‘rhythm and line and necessity’: John Riley and Czargrad


‘Царьград’, Riley’s title of a folder containing drafts of ‘Czargrad’. From MS Add. 10038.

A new exhibition in the University Library Entrance Hall traces the composition of John Riley’s poem Czargrad, a seminal work in the alternative tradition of British poetry exemplified by the so-called ‘Cambridge School’ in the 1960s and 1970s.

Riley was born in Leeds in 1937 and was educated at Pembroke College, Cambridge, between 1958 and 1961. He took employment as a schoolteacher before leaving the profession to concentrate on literary work. He was killed in a street robbery in Leeds in 1978, aged 41. John Riley’s literary papers were generously donated to Cambridge University Library by his wife, Carol Riley Brown, in 2013.

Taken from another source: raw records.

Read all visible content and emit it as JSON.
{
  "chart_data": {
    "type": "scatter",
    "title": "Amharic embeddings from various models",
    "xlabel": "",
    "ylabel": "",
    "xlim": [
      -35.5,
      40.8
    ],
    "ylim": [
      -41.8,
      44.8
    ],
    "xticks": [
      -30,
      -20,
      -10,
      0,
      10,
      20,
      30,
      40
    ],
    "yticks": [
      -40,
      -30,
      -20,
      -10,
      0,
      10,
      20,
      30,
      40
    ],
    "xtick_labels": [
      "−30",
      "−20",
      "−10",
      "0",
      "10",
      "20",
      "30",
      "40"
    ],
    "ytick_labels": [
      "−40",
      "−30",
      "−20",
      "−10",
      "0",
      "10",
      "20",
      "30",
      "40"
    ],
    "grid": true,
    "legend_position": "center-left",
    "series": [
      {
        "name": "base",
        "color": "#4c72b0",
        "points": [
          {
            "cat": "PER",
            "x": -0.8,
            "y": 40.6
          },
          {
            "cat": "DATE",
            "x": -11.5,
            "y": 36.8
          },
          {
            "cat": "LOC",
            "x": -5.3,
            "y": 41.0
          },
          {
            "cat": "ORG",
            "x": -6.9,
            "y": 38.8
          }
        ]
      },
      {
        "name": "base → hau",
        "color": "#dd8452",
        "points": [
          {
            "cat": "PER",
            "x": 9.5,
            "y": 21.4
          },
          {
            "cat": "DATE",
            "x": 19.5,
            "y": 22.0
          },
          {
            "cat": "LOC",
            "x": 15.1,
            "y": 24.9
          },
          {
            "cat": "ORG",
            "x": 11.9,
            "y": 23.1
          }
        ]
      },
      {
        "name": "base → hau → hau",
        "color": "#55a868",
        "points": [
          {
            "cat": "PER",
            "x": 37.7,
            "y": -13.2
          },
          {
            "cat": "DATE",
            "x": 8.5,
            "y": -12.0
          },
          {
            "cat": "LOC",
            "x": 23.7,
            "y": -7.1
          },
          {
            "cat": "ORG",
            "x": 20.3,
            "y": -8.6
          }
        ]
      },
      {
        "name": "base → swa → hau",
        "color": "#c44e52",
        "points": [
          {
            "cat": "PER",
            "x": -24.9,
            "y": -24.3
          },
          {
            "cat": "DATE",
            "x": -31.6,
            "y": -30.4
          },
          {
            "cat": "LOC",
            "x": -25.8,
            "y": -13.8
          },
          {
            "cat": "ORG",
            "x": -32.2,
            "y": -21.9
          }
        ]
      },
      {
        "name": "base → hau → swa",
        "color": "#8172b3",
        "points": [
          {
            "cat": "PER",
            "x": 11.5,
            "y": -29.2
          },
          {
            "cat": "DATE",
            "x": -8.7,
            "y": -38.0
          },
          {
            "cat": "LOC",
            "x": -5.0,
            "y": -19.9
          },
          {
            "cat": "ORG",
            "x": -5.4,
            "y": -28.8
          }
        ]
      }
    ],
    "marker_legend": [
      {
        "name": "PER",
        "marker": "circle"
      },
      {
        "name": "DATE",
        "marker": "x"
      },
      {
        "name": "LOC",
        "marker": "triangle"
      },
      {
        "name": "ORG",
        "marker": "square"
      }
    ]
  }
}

Czargrad holds a central place in Riley’s work. Writing in PN review in 1981, Douglas Oliver called it Riley’s ‘broadest, most comprehensive poem’, evoking ‘an imagined, pristine, Eastern Orthodox city, shining a little with Byzantine gold, ambiguously holding out promise of true government, of true citizenship, and held in mind-sight by tremulous energies of artistic creativity.’ The poem, written in four parts in the years preceding Riley’s reception into the Russian Orthodox Church in 1977, uses incantatory language to interweave English and Eastern scenes with recurrent imagery of wings, water, flowers, leaves, domes and light.

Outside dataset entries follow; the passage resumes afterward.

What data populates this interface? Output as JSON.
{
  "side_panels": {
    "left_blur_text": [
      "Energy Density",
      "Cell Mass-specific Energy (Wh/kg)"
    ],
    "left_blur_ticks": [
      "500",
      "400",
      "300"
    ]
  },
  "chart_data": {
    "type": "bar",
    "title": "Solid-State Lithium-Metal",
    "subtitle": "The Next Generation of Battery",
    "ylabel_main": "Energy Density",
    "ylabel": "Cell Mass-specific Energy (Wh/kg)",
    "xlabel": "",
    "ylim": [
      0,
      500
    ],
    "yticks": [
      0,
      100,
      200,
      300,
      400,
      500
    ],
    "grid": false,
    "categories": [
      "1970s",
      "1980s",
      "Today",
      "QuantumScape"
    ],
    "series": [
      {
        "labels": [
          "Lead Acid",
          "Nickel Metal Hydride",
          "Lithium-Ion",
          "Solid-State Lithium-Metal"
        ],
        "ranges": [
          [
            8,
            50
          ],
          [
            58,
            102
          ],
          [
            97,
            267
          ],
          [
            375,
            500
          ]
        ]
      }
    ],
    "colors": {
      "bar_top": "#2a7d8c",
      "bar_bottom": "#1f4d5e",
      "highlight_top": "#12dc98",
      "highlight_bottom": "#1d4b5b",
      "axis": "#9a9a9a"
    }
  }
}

The exhibition, ‘rhythm and line and necessity’: John Riley and Czargrad, puts on display notebooks and worksheets containing a selection of Riley’s manuscript and typescript drafts of the poem, together with printed items and correspondence relating to the work. It draws both on the John Riley Papers, MS Add. 10038; Riley’s letters to his friend Michael Grant in MS Add. 10000; and the Library’s printed book collections. The exhibition will run in the Entrance Hall until Saturday 15 March, and is complemented by an online virtual exhibition, which contains additional material and will be available indefinitely.